A real-time tumor position prediction based multi-dimensional respiratory motion compensation puncture method

Abstract Objective:
This study proposes a real-time tumor position prediction-based multi-dimensional respiratory motion compensation puncture method to accurately track real-time lung tumors and achieve precise needle puncture.
Approach:
A hybrid model framework integrating prediction and correlation models is developed to enable real-time tumor localization. A Long Short-Term Memory neural network with bidirectional and attention modules (Bi-LSTM-ATT) is employed for predicting external respiratory signals. Subsequently, a backpropagation neural network is constructed to correlate these signals with tumor positions.

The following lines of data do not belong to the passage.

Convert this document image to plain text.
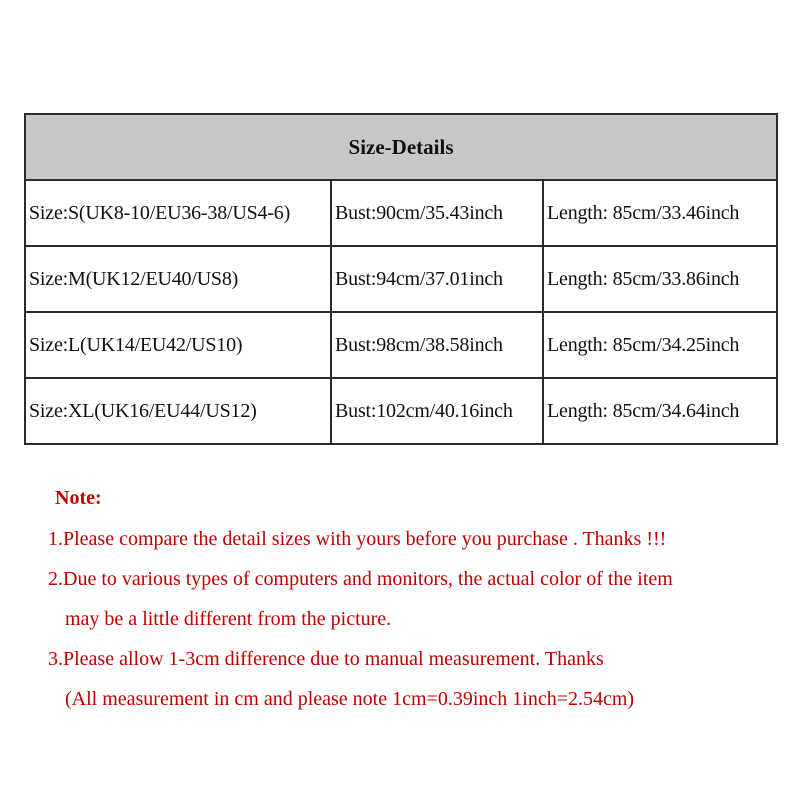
Size-Details		
Size:S(UK8-10/EU36-38/US4-6)	Bust:90cm/35.43inch	Length: 85cm/33.46inch
Size:M(UK12/EU40/US8)	Bust:94cm/37.01inch	Length: 85cm/33.86inch
Size:L(UK14/EU42/US10)	Bust:98cm/38.58inch	Length: 85cm/34.25inch
Size:XL(UK16/EU44/US12)	Bust:102cm/40.16inch	Length: 85cm/34.64inch
Note:
1.Please compare the detail sizes with yours before you purchase . Thanks !!!
2.Due to various types of computers and monitors, the actual color of the item
may be a little different from the picture.
3.Please allow 1-3cm difference due to manual measurement. Thanks
(All measurement in cm and please note 1cm=0.39inch 1inch=2.54cm)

Tumor trajectory decomposition and the determination of an optimal puncture window based on multiple criteria ensure accurate needle puncture.
Main results:
When the delay time of Bi-LSTM-ATT model is 500 ms, its RMSE, MAE, and R2 are 0.0482 mm, 0.0414 mm, and 97.90% respectively. The correlation model locates lung tumors in 10 cases with a target registration error within 0.74 mm. The proposed puncture method achieves a puncture error ranging from 1.00 mm to 1.32 mm, with an average error of 1.2 mm.
Significance:
The proposed method is validated for its high accuracy and robustness, establishing it as a promising tool for percutaneous biopsy procedures within the lung.